One imagines this sudden bolstering of the President’s racist and deeply destructive position on the WHO by the now internationally-revered, mainstream liberal-darling Governor has something to do with the meeting the two men had earlier this week at the White House and some private agreement reached between the two Queens boys.
Is this how the world should work? Obviously not. Is this how it works? Evidently so. And as – operating as “a one-woman Congress” – Nancy Pelosi, with Chuck Schumer at her side, ushers to passage one after another disastrous “relief” bills – bills that neglect, as Dayen wrote on Wednesday, “payroll support, vote by mail guarantees, postal service funding, expanded health insurance, workplace standards, rent relief, state and local government money, you name it” – we witness ourselves dug ever deeper into a hole it may prove impossible to climb our way out of in the coming decade.
Yesterday, I continued my critique of our shockingly unreliable COVID-19 data in this city, state, and country, while last week, I pointed out how blatantly uncritical (at least some of) the scientific press had been in reporting on early signs of the “effectiveness” of Gilead’s experimental COVID-19 treatment, remdesivir. Now, the same website reports, “New data on Gilead’s remdesivir, released by accident, show no benefit for coronavirus patients. Company still sees reason for hope”; thank goodness Gilead hasn’t given up “hope” on making all the money their investment bankers want them to…

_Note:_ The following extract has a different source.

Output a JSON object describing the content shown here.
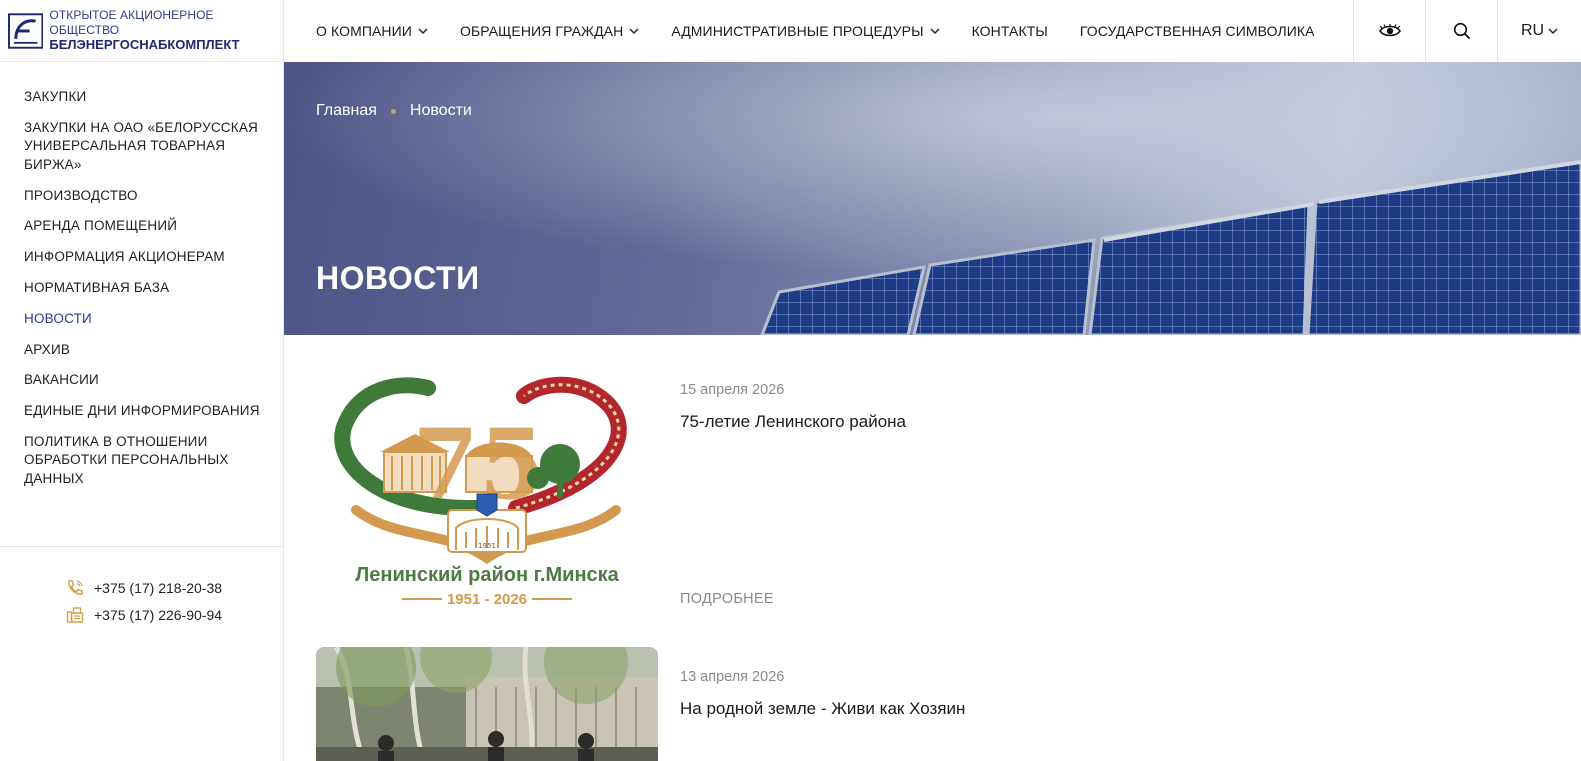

It’s Saturday, though, and the sun is shining, so let’s end with some hopeful numbers for a change. Doug Henwood has a short post up on prospects for the 2020 general election encouragingly titled: “Biden by 20,” in which he relies on a simple model with a good track record to predict a landslide for our doddering Quixote of a candidate. A few caveats in Henwood’s words:
I should attach some consumer warnings here. The model predicts the popular vote, so it called Gore the winner in 2000 and Clinton in 2016 (which, if we had a sane electoral system, they would have been). And 2020 is a completely wacko political year, featuring a lifeless challenger to a mad incumbent in the midst of a pandemic-induced economic crisis. But the conclusion here is that no matter how things look now, if we have an election, it’s Biden’s to lose, a formulation that admittedly may inspire more doubt than confidence in the prediction.

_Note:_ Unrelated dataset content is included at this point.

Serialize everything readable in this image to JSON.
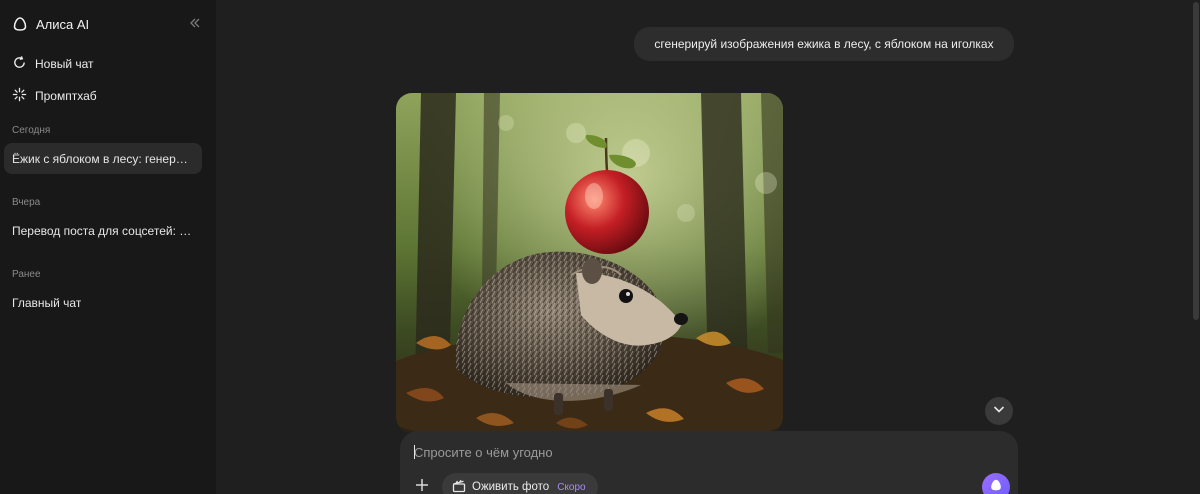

Here’s to Biden pulling through in November. The world needs it. If he hadn’t already committed to choosing a female running mate (and let’s hope she’s as progressive, visionary, forceful, and principled as he is none of the above), I’d suggest he choose this verbal cannonball of a man instead. I don’t know if this is performance art, agit prop, or just the caged anger it seems to be of a decent, salt-of-the-asphalt New Yorker, but, whatever it is, you won’t want to miss it. As our man puts it: “We need a real fuckin’ plan.”